Notably, we also investigated the functional role of BPTF in glioma. Our in vitro experiments indicated that BPTF could increase the proliferation and invasiveness of glioma cells. BPTF was first identified and characterized in 2000 and was considered to play a role in hormonally-regulated, chromatin-mediated regulation of transcription during proliferation (8). Then, further studies found that BPTF played an important role in embryo development, stemness maintenance and self-renewal capacity of stem/progenitor cells (21–23). These known biological functions were revealed to be correlated with tumor progression. Research also found that BPTF was overexpressed in many cancer cell lines and had the ability to promote cancer cell growth (24). In addition, further studies revealed the correlation of BPTF aberrant expression with cancer and found that BPTF could promote tumor cell proliferation, invasion and metastasis, thus resulting in poor prognosis (13,25–27). The present study also provided first-hand data of the promoting effect of BPTF on proliferation and invasion in glioma cells, which was consistent with studies in other types of cancers (24–27) and not reported in glioma before.
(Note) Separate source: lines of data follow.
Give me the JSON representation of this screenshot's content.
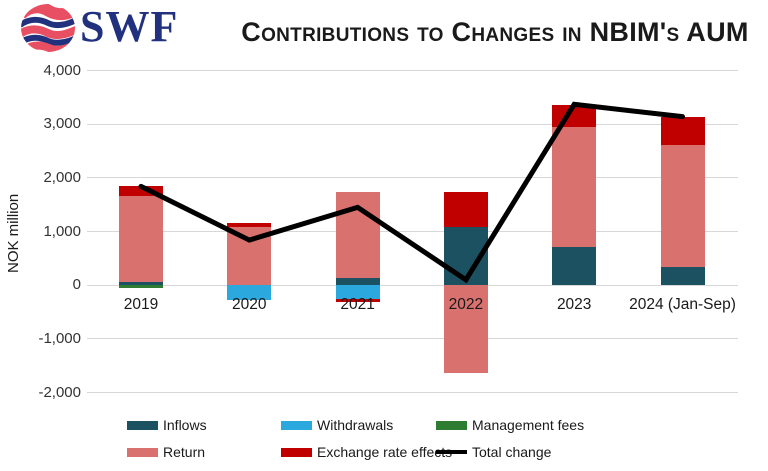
{
  "header": {
    "logo_text": "SWF",
    "title": "Contributions to Changes in NBIM's AUM"
  },
  "brand_colors": {
    "logo_navy": "#21317E",
    "logo_red": "#E94F62"
  },
  "chart_data": {
    "type": "bar",
    "subtype": "stacked-bars-with-total-line",
    "title": "Contributions to Changes in NBIM's AUM",
    "ylabel": "NOK million",
    "xlabel": "",
    "categories": [
      "2019",
      "2020",
      "2021",
      "2022",
      "2023",
      "2024 (Jan-Sep)"
    ],
    "series": [
      {
        "name": "Inflows",
        "color": "#1C5162",
        "values": [
          50,
          0,
          140,
          1090,
          720,
          330
        ]
      },
      {
        "name": "Withdrawals",
        "color": "#2BA9DF",
        "values": [
          0,
          -270,
          -250,
          0,
          0,
          0
        ]
      },
      {
        "name": "Management fees",
        "color": "#2E7B32",
        "values": [
          -45,
          0,
          0,
          0,
          0,
          0
        ]
      },
      {
        "name": "Return",
        "color": "#D9716F",
        "values": [
          1620,
          1080,
          1590,
          -1630,
          2225,
          2290
        ]
      },
      {
        "name": "Exchange rate effects",
        "color": "#C00000",
        "values": [
          185,
          75,
          -70,
          655,
          420,
          520
        ]
      }
    ],
    "line_series": {
      "name": "Total change",
      "color": "#000000",
      "values": [
        1840,
        840,
        1450,
        100,
        3370,
        3140
      ]
    },
    "ylim": [
      -2000,
      4000
    ],
    "yticks": [
      4000,
      3000,
      2000,
      1000,
      0,
      -1000,
      -2000
    ],
    "ytick_labels": [
      "4,000",
      "3,000",
      "2,000",
      "1,000",
      "0",
      "-1,000",
      "-2,000"
    ],
    "grid": true,
    "gridline_color": "#d7d7d7",
    "legend_position": "bottom",
    "legend_rows": [
      [
        "Inflows",
        "Withdrawals",
        "Management fees"
      ],
      [
        "Return",
        "Exchange rate effects",
        "Total change"
      ]
    ]
  }
}
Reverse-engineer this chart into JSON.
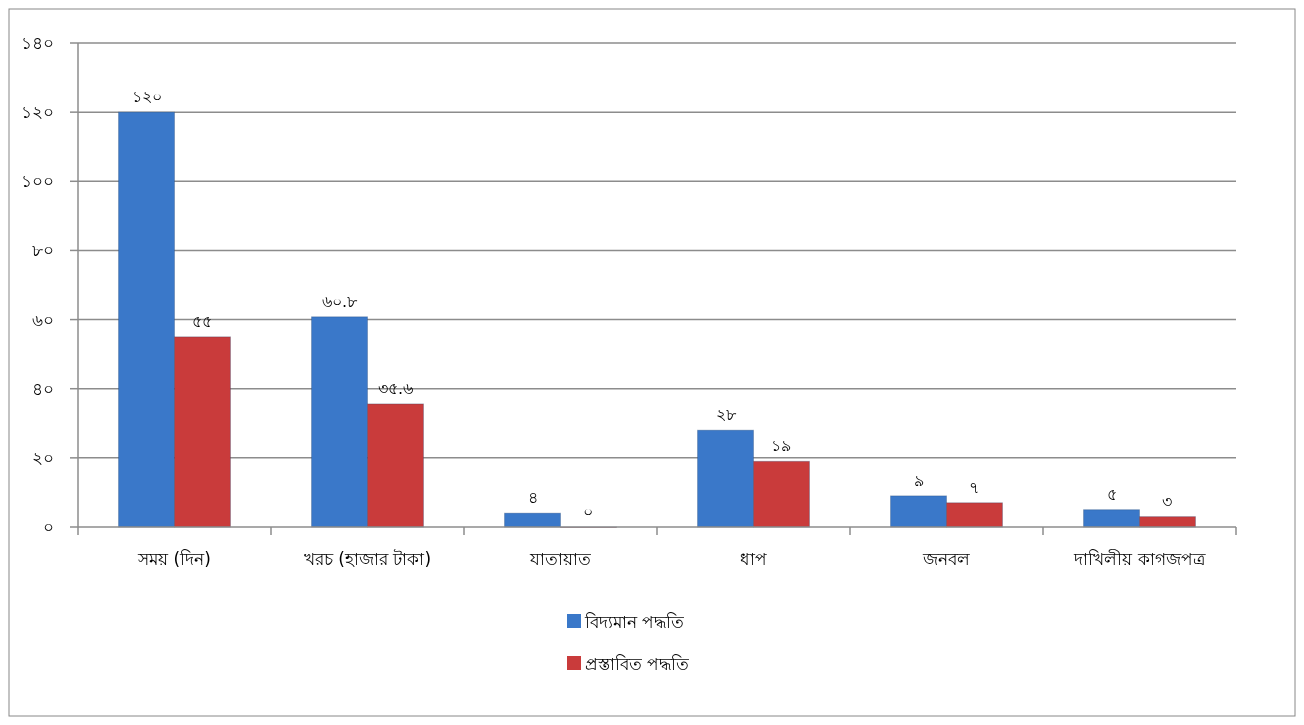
{
  "chart_data": {
    "type": "bar",
    "categories": [
      "সময় (দিন)",
      "খরচ (হাজার টাকা)",
      "যাতায়াত",
      "ধাপ",
      "জনবল",
      "দাখিলীয় কাগজপত্র"
    ],
    "series": [
      {
        "name": "বিদ্যমান পদ্ধতি",
        "color": "#3a78c9",
        "values": [
          120,
          60.8,
          4,
          28,
          9,
          5
        ],
        "value_labels": [
          "১২০",
          "৬০.৮",
          "৪",
          "২৮",
          "৯",
          "৫"
        ]
      },
      {
        "name": "প্রস্তাবিত পদ্ধতি",
        "color": "#c93b3b",
        "values": [
          55,
          35.6,
          0,
          19,
          7,
          3
        ],
        "value_labels": [
          "৫৫",
          "৩৫.৬",
          "০",
          "১৯",
          "৭",
          "৩"
        ]
      }
    ],
    "ylim": [
      0,
      140
    ],
    "yticks": [
      {
        "value": 0,
        "label": "০"
      },
      {
        "value": 20,
        "label": "২০"
      },
      {
        "value": 40,
        "label": "৪০"
      },
      {
        "value": 60,
        "label": "৬০"
      },
      {
        "value": 80,
        "label": "৮০"
      },
      {
        "value": 100,
        "label": "১০০"
      },
      {
        "value": 120,
        "label": "১২০"
      },
      {
        "value": 140,
        "label": "১৪০"
      }
    ],
    "grid": "y",
    "legend": "bottom"
  }
}
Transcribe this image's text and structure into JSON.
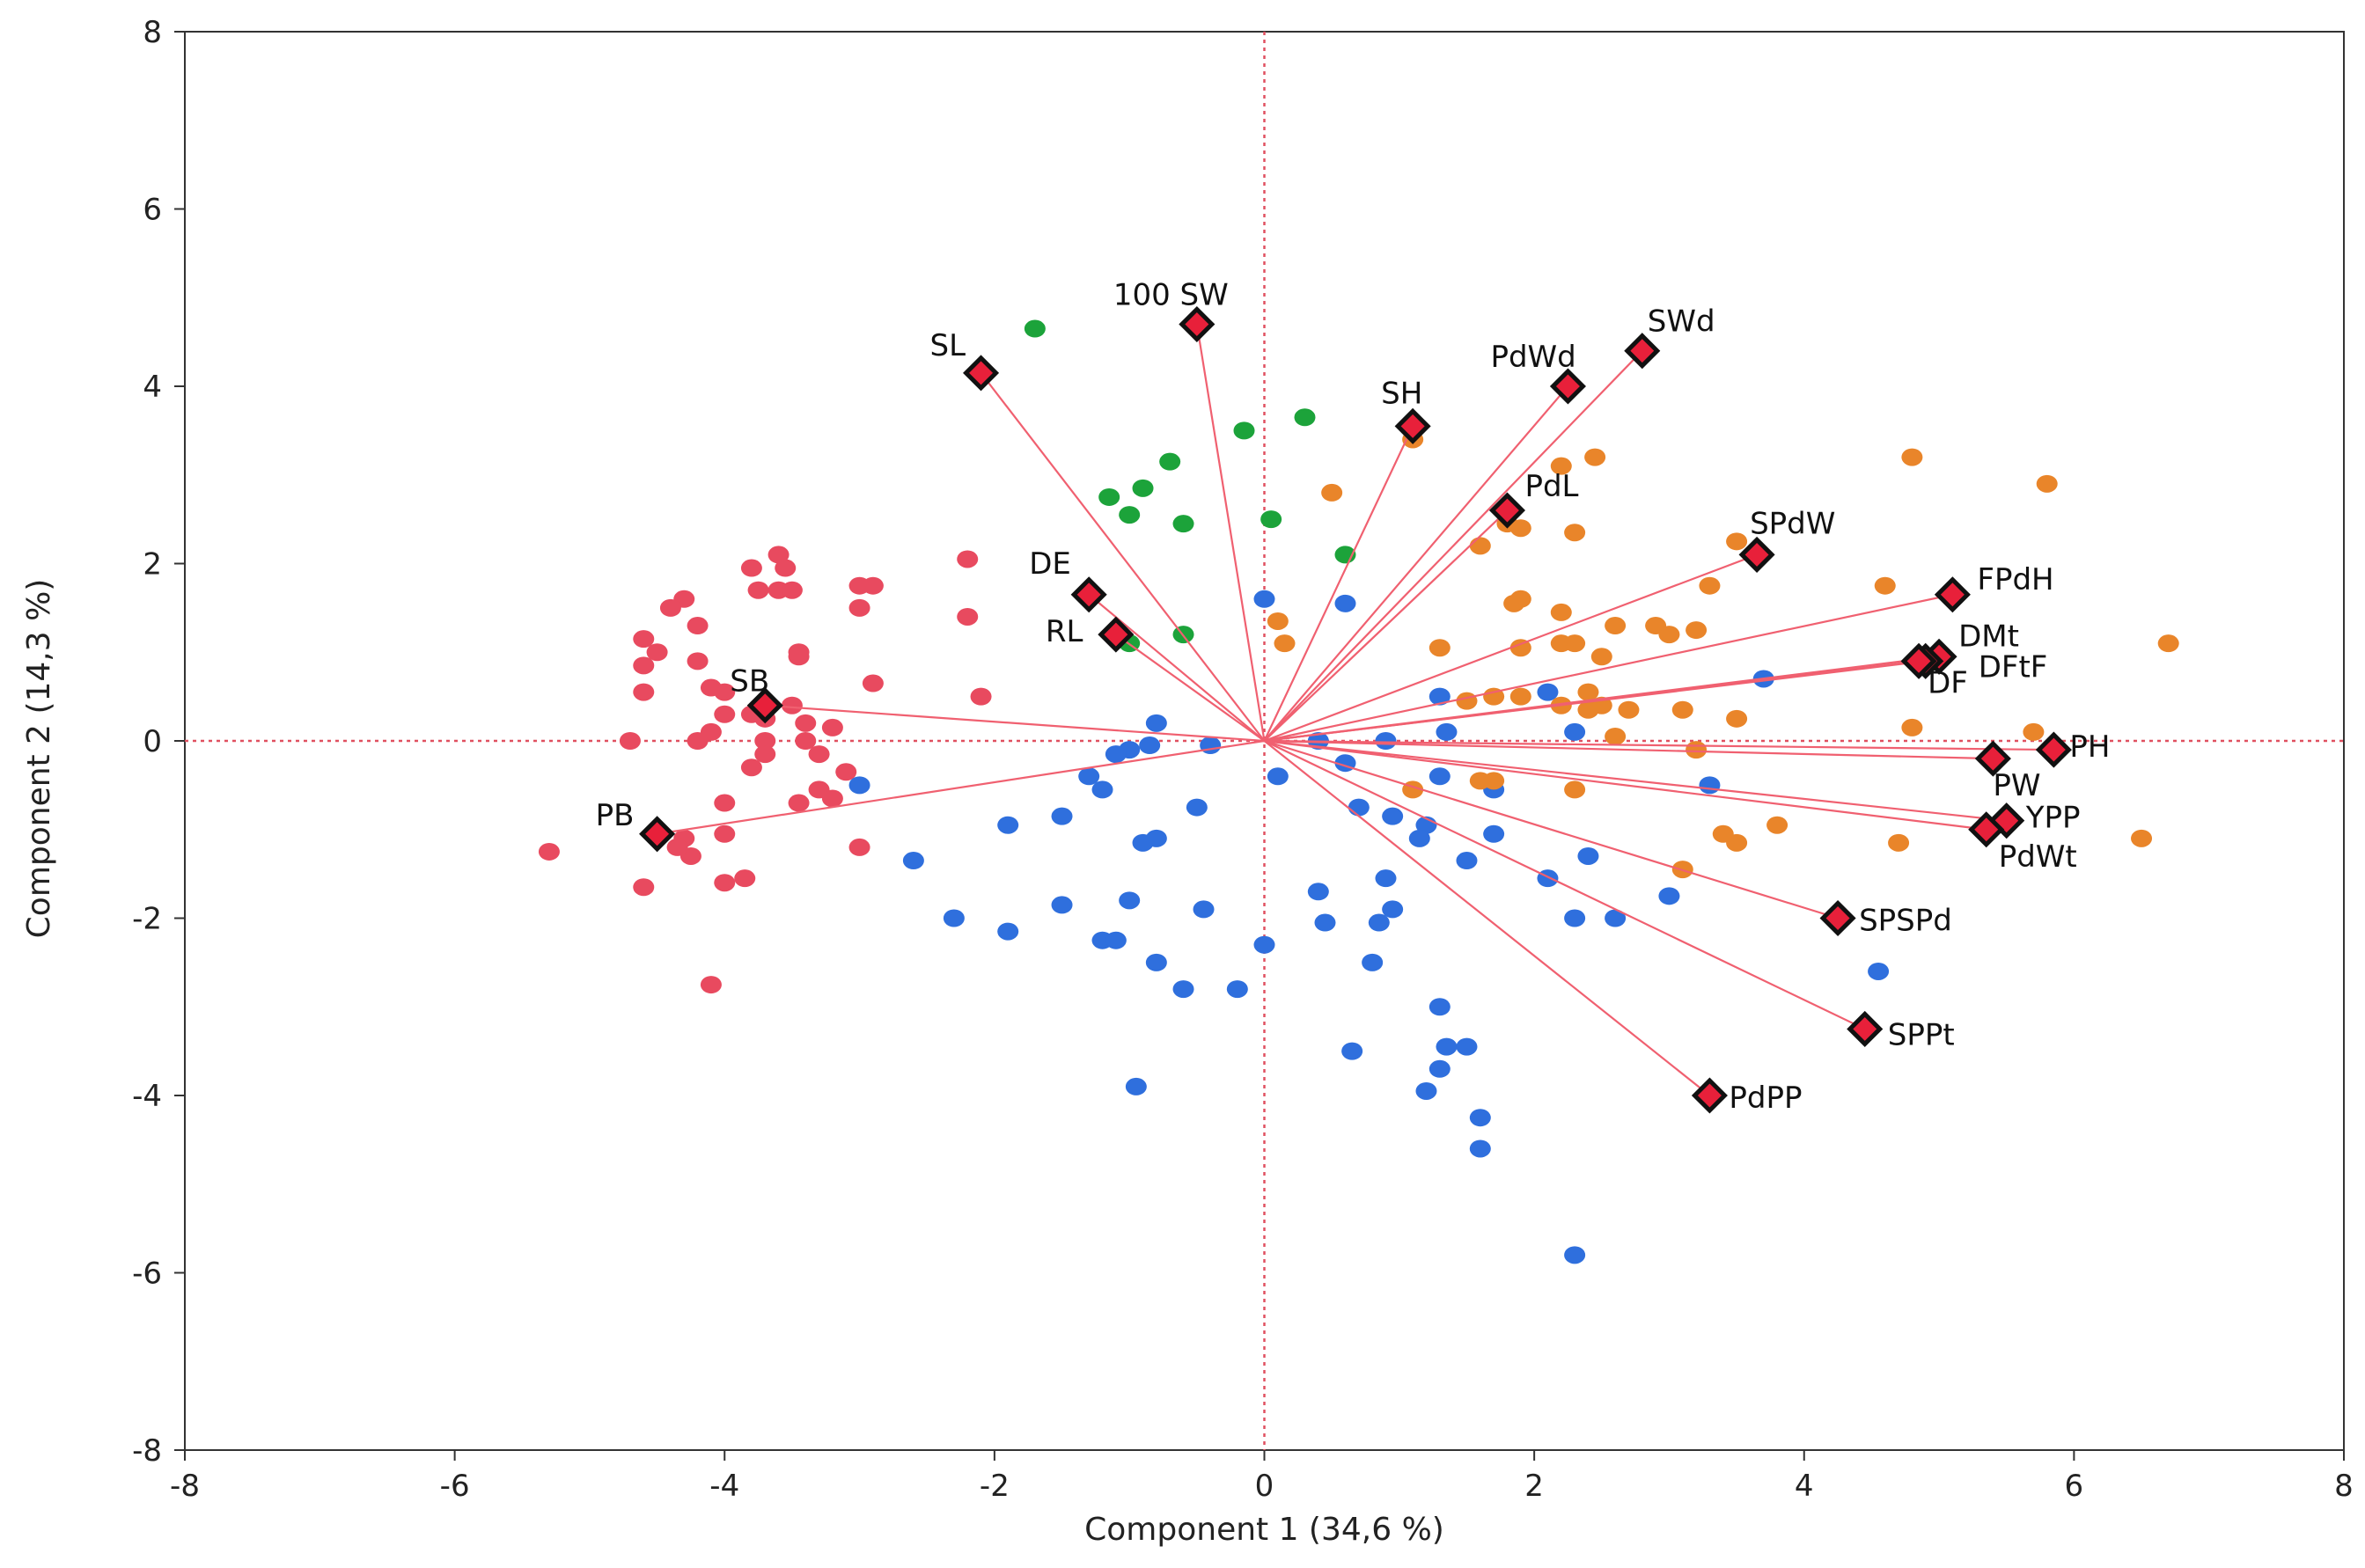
{
  "chart_data": {
    "type": "scatter",
    "subtype": "pca-biplot",
    "xlabel": "Component 1  (34,6 %)",
    "ylabel": "Component 2  (14,3 %)",
    "xlim": [
      -8,
      8
    ],
    "ylim": [
      -8,
      8
    ],
    "xticks": [
      -8,
      -6,
      -4,
      -2,
      0,
      2,
      4,
      6,
      8
    ],
    "yticks": [
      -8,
      -6,
      -4,
      -2,
      0,
      2,
      4,
      6,
      8
    ],
    "reference_lines": {
      "x": 0,
      "y": 0,
      "style": "dotted",
      "color": "#e05060"
    },
    "vector_color": "#f06070",
    "marker_color": "#e8203a",
    "loadings": [
      {
        "label": "100 SW",
        "x": -0.5,
        "y": 4.7
      },
      {
        "label": "SL",
        "x": -2.1,
        "y": 4.15
      },
      {
        "label": "SWd",
        "x": 2.8,
        "y": 4.4
      },
      {
        "label": "PdWd",
        "x": 2.25,
        "y": 4.0
      },
      {
        "label": "SH",
        "x": 1.1,
        "y": 3.55
      },
      {
        "label": "PdL",
        "x": 1.8,
        "y": 2.6
      },
      {
        "label": "SPdW",
        "x": 3.65,
        "y": 2.1
      },
      {
        "label": "FPdH",
        "x": 5.1,
        "y": 1.65
      },
      {
        "label": "DMt",
        "x": 5.0,
        "y": 0.95
      },
      {
        "label": "DFtF",
        "x": 4.9,
        "y": 0.9
      },
      {
        "label": "DF",
        "x": 4.85,
        "y": 0.9
      },
      {
        "label": "PH",
        "x": 5.85,
        "y": -0.1
      },
      {
        "label": "PW",
        "x": 5.4,
        "y": -0.2
      },
      {
        "label": "YPP",
        "x": 5.5,
        "y": -0.9
      },
      {
        "label": "PdWt",
        "x": 5.35,
        "y": -1.0
      },
      {
        "label": "SPSPd",
        "x": 4.25,
        "y": -2.0
      },
      {
        "label": "SPPt",
        "x": 4.45,
        "y": -3.25
      },
      {
        "label": "PdPP",
        "x": 3.3,
        "y": -4.0
      },
      {
        "label": "DE",
        "x": -1.3,
        "y": 1.65
      },
      {
        "label": "RL",
        "x": -1.1,
        "y": 1.2
      },
      {
        "label": "SB",
        "x": -3.7,
        "y": 0.4
      },
      {
        "label": "PB",
        "x": -4.5,
        "y": -1.05
      }
    ],
    "series": [
      {
        "color": "#e84a5f",
        "points": [
          [
            -3.6,
            2.1
          ],
          [
            -3.8,
            1.95
          ],
          [
            -3.55,
            1.95
          ],
          [
            -3.75,
            1.7
          ],
          [
            -3.6,
            1.7
          ],
          [
            -3.5,
            1.7
          ],
          [
            -3.0,
            1.75
          ],
          [
            -2.9,
            1.75
          ],
          [
            -3.0,
            1.5
          ],
          [
            -4.3,
            1.6
          ],
          [
            -4.4,
            1.5
          ],
          [
            -4.2,
            1.3
          ],
          [
            -4.6,
            1.15
          ],
          [
            -4.5,
            1.0
          ],
          [
            -4.2,
            0.9
          ],
          [
            -4.6,
            0.85
          ],
          [
            -3.45,
            1.0
          ],
          [
            -3.45,
            0.95
          ],
          [
            -2.9,
            0.65
          ],
          [
            -4.1,
            0.6
          ],
          [
            -4.0,
            0.55
          ],
          [
            -4.6,
            0.55
          ],
          [
            -3.5,
            0.4
          ],
          [
            -4.0,
            0.3
          ],
          [
            -3.8,
            0.3
          ],
          [
            -3.7,
            0.25
          ],
          [
            -3.4,
            0.2
          ],
          [
            -3.2,
            0.15
          ],
          [
            -4.1,
            0.1
          ],
          [
            -4.2,
            0.0
          ],
          [
            -4.7,
            0.0
          ],
          [
            -3.7,
            0.0
          ],
          [
            -3.4,
            0.0
          ],
          [
            -3.3,
            -0.15
          ],
          [
            -3.1,
            -0.35
          ],
          [
            -3.3,
            -0.55
          ],
          [
            -3.45,
            -0.7
          ],
          [
            -3.2,
            -0.65
          ],
          [
            -4.0,
            -0.7
          ],
          [
            -4.0,
            -1.05
          ],
          [
            -4.3,
            -1.1
          ],
          [
            -4.25,
            -1.3
          ],
          [
            -5.3,
            -1.25
          ],
          [
            -3.0,
            -1.2
          ],
          [
            -3.85,
            -1.55
          ],
          [
            -4.0,
            -1.6
          ],
          [
            -4.6,
            -1.65
          ],
          [
            -4.1,
            -2.75
          ],
          [
            -2.2,
            2.05
          ],
          [
            -2.2,
            1.4
          ],
          [
            -2.1,
            0.5
          ],
          [
            -3.7,
            -0.15
          ],
          [
            -3.8,
            -0.3
          ],
          [
            -4.35,
            -1.2
          ]
        ]
      },
      {
        "color": "#1ca33a",
        "points": [
          [
            -1.7,
            4.65
          ],
          [
            -0.15,
            3.5
          ],
          [
            0.3,
            3.65
          ],
          [
            -0.7,
            3.15
          ],
          [
            -0.9,
            2.85
          ],
          [
            -1.15,
            2.75
          ],
          [
            -1.0,
            2.55
          ],
          [
            -0.6,
            2.45
          ],
          [
            0.05,
            2.5
          ],
          [
            0.6,
            2.1
          ],
          [
            -0.6,
            1.2
          ],
          [
            -1.0,
            1.1
          ]
        ]
      },
      {
        "color": "#2f6fdd",
        "points": [
          [
            0.0,
            1.6
          ],
          [
            0.6,
            1.55
          ],
          [
            3.7,
            0.7
          ],
          [
            -0.8,
            0.2
          ],
          [
            -0.85,
            -0.05
          ],
          [
            -1.0,
            -0.1
          ],
          [
            -1.1,
            -0.15
          ],
          [
            -0.4,
            -0.05
          ],
          [
            0.4,
            0.0
          ],
          [
            0.6,
            -0.25
          ],
          [
            0.9,
            0.0
          ],
          [
            1.3,
            0.5
          ],
          [
            2.1,
            0.55
          ],
          [
            1.35,
            0.1
          ],
          [
            2.3,
            0.1
          ],
          [
            -3.0,
            -0.5
          ],
          [
            -1.3,
            -0.4
          ],
          [
            -1.2,
            -0.55
          ],
          [
            0.1,
            -0.4
          ],
          [
            1.3,
            -0.4
          ],
          [
            1.7,
            -0.55
          ],
          [
            3.3,
            -0.5
          ],
          [
            -1.9,
            -0.95
          ],
          [
            -1.5,
            -0.85
          ],
          [
            -0.5,
            -0.75
          ],
          [
            0.7,
            -0.75
          ],
          [
            0.95,
            -0.85
          ],
          [
            1.2,
            -0.95
          ],
          [
            1.7,
            -1.05
          ],
          [
            -2.6,
            -1.35
          ],
          [
            -0.9,
            -1.15
          ],
          [
            -0.8,
            -1.1
          ],
          [
            1.15,
            -1.1
          ],
          [
            1.5,
            -1.35
          ],
          [
            2.4,
            -1.3
          ],
          [
            2.1,
            -1.55
          ],
          [
            0.4,
            -1.7
          ],
          [
            0.9,
            -1.55
          ],
          [
            -1.0,
            -1.8
          ],
          [
            -1.5,
            -1.85
          ],
          [
            -0.45,
            -1.9
          ],
          [
            0.95,
            -1.9
          ],
          [
            3.0,
            -1.75
          ],
          [
            -2.3,
            -2.0
          ],
          [
            -1.9,
            -2.15
          ],
          [
            0.45,
            -2.05
          ],
          [
            0.85,
            -2.05
          ],
          [
            2.3,
            -2.0
          ],
          [
            2.6,
            -2.0
          ],
          [
            -1.2,
            -2.25
          ],
          [
            -1.1,
            -2.25
          ],
          [
            -0.8,
            -2.5
          ],
          [
            0.8,
            -2.5
          ],
          [
            0.0,
            -2.3
          ],
          [
            -0.6,
            -2.8
          ],
          [
            -0.2,
            -2.8
          ],
          [
            1.3,
            -3.0
          ],
          [
            4.55,
            -2.6
          ],
          [
            1.35,
            -3.45
          ],
          [
            1.5,
            -3.45
          ],
          [
            0.65,
            -3.5
          ],
          [
            1.3,
            -3.7
          ],
          [
            1.2,
            -3.95
          ],
          [
            -0.95,
            -3.9
          ],
          [
            1.6,
            -4.25
          ],
          [
            1.6,
            -4.6
          ],
          [
            2.3,
            -5.8
          ]
        ]
      },
      {
        "color": "#e9852a",
        "points": [
          [
            1.1,
            3.4
          ],
          [
            2.2,
            3.1
          ],
          [
            2.45,
            3.2
          ],
          [
            4.8,
            3.2
          ],
          [
            5.8,
            2.9
          ],
          [
            0.5,
            2.8
          ],
          [
            1.8,
            2.45
          ],
          [
            1.9,
            2.4
          ],
          [
            2.3,
            2.35
          ],
          [
            1.6,
            2.2
          ],
          [
            3.5,
            2.25
          ],
          [
            3.3,
            1.75
          ],
          [
            4.6,
            1.75
          ],
          [
            1.9,
            1.6
          ],
          [
            1.85,
            1.55
          ],
          [
            2.2,
            1.45
          ],
          [
            2.6,
            1.3
          ],
          [
            2.9,
            1.3
          ],
          [
            3.0,
            1.2
          ],
          [
            3.2,
            1.25
          ],
          [
            0.1,
            1.35
          ],
          [
            0.15,
            1.1
          ],
          [
            1.3,
            1.05
          ],
          [
            1.9,
            1.05
          ],
          [
            2.2,
            1.1
          ],
          [
            2.3,
            1.1
          ],
          [
            2.5,
            0.95
          ],
          [
            6.7,
            1.1
          ],
          [
            1.7,
            0.5
          ],
          [
            1.9,
            0.5
          ],
          [
            2.4,
            0.55
          ],
          [
            2.5,
            0.4
          ],
          [
            2.4,
            0.35
          ],
          [
            2.7,
            0.35
          ],
          [
            3.1,
            0.35
          ],
          [
            3.5,
            0.25
          ],
          [
            1.5,
            0.45
          ],
          [
            2.2,
            0.4
          ],
          [
            4.8,
            0.15
          ],
          [
            5.7,
            0.1
          ],
          [
            2.6,
            0.05
          ],
          [
            3.2,
            -0.1
          ],
          [
            1.1,
            -0.55
          ],
          [
            1.7,
            -0.45
          ],
          [
            1.6,
            -0.45
          ],
          [
            2.3,
            -0.55
          ],
          [
            3.4,
            -1.05
          ],
          [
            3.5,
            -1.15
          ],
          [
            3.8,
            -0.95
          ],
          [
            4.7,
            -1.15
          ],
          [
            6.5,
            -1.1
          ],
          [
            3.1,
            -1.45
          ]
        ]
      }
    ]
  }
}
The present study also explored the potential molecular mechanism of BPTF in glioma. The bioinformatics and online public databases provided a preliminary correlation of BPTF with Myc signaling. Since the study conducted in 2000 first found that BPTF could interact with the Myc-associated zinc finger protein, studies confirmed that BPTF was a crucial c-Myc co-factor and played a key role in c-Myc-mediated tumor progression. The present study also revealed the correlation and potential interaction of BPTF and c-Myc in glioma (11,26,28). These data further indicated that BPTF may be a useful therapeutic target for c-Myc aberrantly-expressed tumors. The main shortcomings of our study are as follows: i) we did not conduct gain- and loss-of-function analyses for c-Myc with BPTF interference; ii) this study did not provide detailed molecular mechanism analysis of how BPTF regulated c-Myc in glioma; iii) we did not provide in vivo intervention experiments examining the therapeutic effect of BPTF inhibition. Therefore, our future research directions will be aimed at these shortcomings.

In summary, our results revealed that BPTF was overexpressed in glioma and could promote proliferation and invasion of glioma cells via Myc signaling. Moreover, BPTF may be a valuable prognostic marker and therapeutic target for glioma patients.